I do not subscribe to the theory of reincarnation, however if I did, I'm certain the two of you are how Shakespeare has chosen to make his reappearance in the modern world. The ultimate wordsmith, the most brilliant of storytellers, split into the bodies of two fine actors.
Yes, this is what I am saying.
(And I realize David Tennant is Scottish. But he's also British, so there ya go.)
Somewhere in this film that I've written, Emma Thompson and Helen Mirren will also make an appearance. These individuals will be lauded and applauded for their fine acting talents. Meanwhile I'll be sweeping the talk show and internet interview circuit, humbly accepting praise and accolades, while quietly deflecting the inevitable question, "Why a full British cast from an American screenwriter?" I'll let my agent craft that response. Right now decorum escapes me and spouting off, "Well, duh--they're just better!" will land my cute little self in a bucket o' mess. I know better. (Clearly I've been to the Kristen Stewart school of What Not To Reveal To The Press. Her Dad needs to take lessons, too.)But I digress...
My Academy Award acceptance speech would be no less than five minutes in length, whereby I would gush and mush and cry and babble and thank everyone from Mrs. Lastinger, my very first dance instructor, to Sherin Hinnant, Sheila Keener, and Cerelia Sipe, my favorite teachers in the world of literature. I'd also thank that girl from Lincolnton, Georgia, whom I met at 4-H camp in 1985. Her name currently escapes me (Sarah, if you're reading--help me out here!), however she turned me on to the glory that is Patsy Cline. I've never been the same since.
I must also mention the person who invented Peanut M&Ms and Cool Ranch Doritos. Thanks to the bands Depeche Mode and The Smiths, for blighting my adolescence, and to Simon & Garfunkel and Van Morrison, for restoring the hope of my youth.
And how can I not mention God? Many times, for sure, because I am most grateful to Him. Mama, Dad, Eric, Logan, all my Mississippi peeps...my classmates from Russell Elementary, Rumble Junior High, Warner Robins High School, Macon College, and Liberty University. My lifelong friends, my college soulmates, these wonderful Lee County ladies, and of course...all of the truly amazing people I've met via blogging, some of whom are now "real life" friends that I would never want to live without. (I'll have a handout which lists your names and blog addresses. At my request, Wolfgang Puck gladly will place this handout in each Oscar after-party dinner menu.)
Finally, I'll spend my remaining minute barely able to speak due to my uncontrollable shaking and sobbing at the mere mention of my sweet husband and our girls. I will thank him for choosing me, for trusting me, and for being my best friend. I will thank my daughters for being my absolute dreams come true. And I will thank all three of these people for allowing me to make out with Jason Statham, should that scenario ever present itself.

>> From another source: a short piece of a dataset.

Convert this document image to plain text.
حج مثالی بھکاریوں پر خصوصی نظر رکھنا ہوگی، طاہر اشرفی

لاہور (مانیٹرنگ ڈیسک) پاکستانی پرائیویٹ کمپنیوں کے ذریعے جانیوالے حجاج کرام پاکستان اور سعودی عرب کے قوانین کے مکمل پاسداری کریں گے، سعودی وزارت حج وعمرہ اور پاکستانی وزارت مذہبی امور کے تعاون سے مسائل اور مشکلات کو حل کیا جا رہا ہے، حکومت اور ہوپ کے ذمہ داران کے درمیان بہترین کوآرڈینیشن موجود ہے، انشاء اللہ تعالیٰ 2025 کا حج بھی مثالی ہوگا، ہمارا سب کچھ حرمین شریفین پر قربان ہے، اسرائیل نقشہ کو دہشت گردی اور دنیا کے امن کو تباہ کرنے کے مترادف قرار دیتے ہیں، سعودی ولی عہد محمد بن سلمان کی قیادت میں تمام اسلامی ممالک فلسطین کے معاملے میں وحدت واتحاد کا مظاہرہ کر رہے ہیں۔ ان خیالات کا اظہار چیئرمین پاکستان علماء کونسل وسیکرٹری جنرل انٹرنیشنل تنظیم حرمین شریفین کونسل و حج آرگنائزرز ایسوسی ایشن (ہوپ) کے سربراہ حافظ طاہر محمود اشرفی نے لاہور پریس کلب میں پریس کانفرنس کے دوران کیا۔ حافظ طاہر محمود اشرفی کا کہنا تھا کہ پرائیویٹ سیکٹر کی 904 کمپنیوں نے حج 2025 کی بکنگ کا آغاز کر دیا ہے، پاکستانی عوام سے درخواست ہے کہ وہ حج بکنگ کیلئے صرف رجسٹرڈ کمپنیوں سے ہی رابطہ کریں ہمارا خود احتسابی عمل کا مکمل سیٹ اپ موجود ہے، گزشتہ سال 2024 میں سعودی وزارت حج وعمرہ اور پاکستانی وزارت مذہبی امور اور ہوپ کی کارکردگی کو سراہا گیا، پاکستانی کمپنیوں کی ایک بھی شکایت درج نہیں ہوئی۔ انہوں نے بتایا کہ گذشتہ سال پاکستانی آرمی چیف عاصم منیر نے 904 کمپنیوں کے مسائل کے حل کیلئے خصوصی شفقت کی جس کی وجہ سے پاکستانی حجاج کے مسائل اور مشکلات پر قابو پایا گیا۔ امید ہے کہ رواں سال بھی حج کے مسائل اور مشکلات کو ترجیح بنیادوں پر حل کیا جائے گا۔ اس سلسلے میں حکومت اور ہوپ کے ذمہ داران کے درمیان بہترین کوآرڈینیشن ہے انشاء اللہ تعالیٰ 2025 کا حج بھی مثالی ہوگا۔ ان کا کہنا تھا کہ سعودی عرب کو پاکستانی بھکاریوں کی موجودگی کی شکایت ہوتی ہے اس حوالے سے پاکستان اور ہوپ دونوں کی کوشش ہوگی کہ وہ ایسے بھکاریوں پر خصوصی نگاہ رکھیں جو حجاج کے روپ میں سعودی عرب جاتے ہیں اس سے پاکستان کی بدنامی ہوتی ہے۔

There will be no political rants. No feigned fainting. No hysterics. No snotting. (I was brought up right--my Memaw's antique, monogrammed handkerchief will accompany me to the stage when I accept my award.) And if Bill Conti and his Oscar Orchestra even think of playing one single note before I've finished my full gush of verboseness, I will wail on his head.
Do not forget my ability to channel Ric Flair.
*This is how it will all go down. Just in case the situation presents itself. Failure to plan is planning to fail, y'all.